EG: These councils are our way of remaining in touch with the industry’s needs, as they provide us with constant feedback around what is happening, what is going to occur, and how well we are doing. Additionally, the links that we have developed with companies allow us to evaluate and incorporate necessary industrial competence certifications, such as the Rig Pass and the Well Sharp. Others are required by leading companies such as Halliburton, Weatherford, and Schlumberger, and these certifications ultimately contribute to the increased employability of our students. Moreover, we are part of the advisory councils for certain commissions of the Ministry of Energy in topics surrounding the development of talent and value chains for the entire energy sector. The close relationship we are consolidating with the industry also provides benefits for private companies, knowledge sharing, research on trends, and the development of talent. The oil and gas industry needs more than just hydrocarbons engineers, also requiring mechanical, chemical, and civil engineers to complement the talent required by the industry.

Q: Being generally perceived as a male dominated industry, how can you attract more women to work in the oil and gas sector?

EG: UVM places a considerable emphasis on women, which is reflected in all of our advertisement platforms.
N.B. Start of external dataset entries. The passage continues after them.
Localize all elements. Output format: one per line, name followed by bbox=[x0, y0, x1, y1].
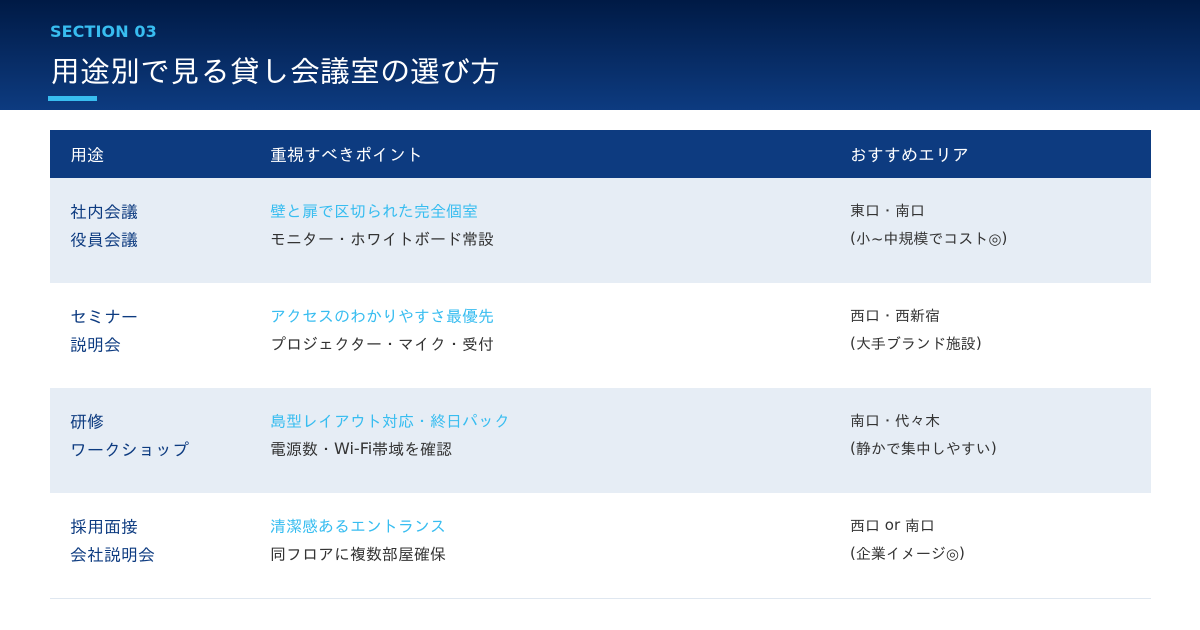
points: 電源数・Wi-Fi帯域を確認 bbox=[270, 439, 452, 459]
use: 採用面接 bbox=[70, 518, 138, 538]
points bbox=[270, 202, 494, 249]
use bbox=[70, 518, 155, 566]
points bbox=[270, 412, 510, 459]
use bbox=[70, 308, 138, 356]
area: 西口 or 南口 bbox=[850, 516, 935, 535]
points bbox=[270, 517, 446, 564]
use: 説明会 bbox=[70, 336, 121, 356]
points: 壁と扉で区切られた完全個室 bbox=[270, 202, 478, 221]
section label: SECTION 03 bbox=[50, 22, 157, 41]
area: (小~中規模でコスト◎) bbox=[850, 229, 1007, 248]
title accent bar bbox=[48, 96, 97, 101]
points: モニター・ホワイトボード常設 bbox=[270, 230, 494, 249]
points: プロジェクター・マイク・受付 bbox=[270, 335, 494, 354]
area bbox=[850, 307, 982, 353]
use: 役員会議 bbox=[70, 231, 138, 251]
area bbox=[850, 412, 997, 458]
use: ワークショップ bbox=[70, 441, 189, 461]
use bbox=[70, 413, 189, 461]
use bbox=[70, 203, 138, 251]
points: 清潔感あるエントランス bbox=[270, 517, 446, 536]
use: セミナー bbox=[70, 308, 138, 328]
header banner bbox=[0, 0, 1200, 110]
area bbox=[850, 516, 965, 563]
row: training bbox=[50, 388, 1151, 493]
table header row bbox=[50, 130, 1151, 178]
use: 会社説明会 bbox=[70, 546, 155, 566]
area bbox=[850, 202, 1007, 248]
use: 社内会議 bbox=[70, 203, 138, 223]
area: (大手ブランド施設) bbox=[850, 334, 982, 353]
area: 東口・南口 bbox=[850, 202, 925, 220]
row: seminars bbox=[70, 307, 982, 356]
area: (静かで集中しやすい) bbox=[850, 439, 997, 458]
row: internal meetings bbox=[50, 178, 1151, 283]
points: アクセスのわかりやすさ最優先 bbox=[270, 307, 494, 326]
column heading: use: 用途 bbox=[70, 146, 104, 166]
row: interviews bbox=[50, 493, 1151, 599]
area: (企業イメージ◎) bbox=[850, 544, 965, 563]
column heading: area: おすすめエリア bbox=[850, 146, 969, 166]
points: 同フロアに複数部屋確保 bbox=[270, 545, 446, 564]
points: 島型レイアウト対応・終日パック bbox=[270, 412, 510, 431]
area: 南口・代々木 bbox=[850, 412, 940, 430]
use: 研修 bbox=[70, 413, 104, 433]
column heading: key points: 重視すべきポイント bbox=[270, 146, 423, 166]
points bbox=[270, 307, 494, 354]
title: 用途別で見る貸し会議室の選び方 bbox=[50, 55, 500, 90]
area: 西口・西新宿 bbox=[850, 307, 940, 325]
We cannot ignore the fact that women represent 52% of the workforce in Mexico, and organizations should strive to take advantage of this resource. At the moment, the portion of women in UVM’s engineering courses is 17%. Our aim is to increase this figure year on year, and in fact, our latest oil and gas engineering promotion has 20% female representation. UVM is striving to understand what can be done to bring more women into these traditionally male degrees, promoting our courses through media, and also at events and forums. We were present in different forums to promote the participation of women in engineering. It is not only about achieving a gender balance, but also about taking advantage of the competitiveness, innovation, and creativity that women display each day.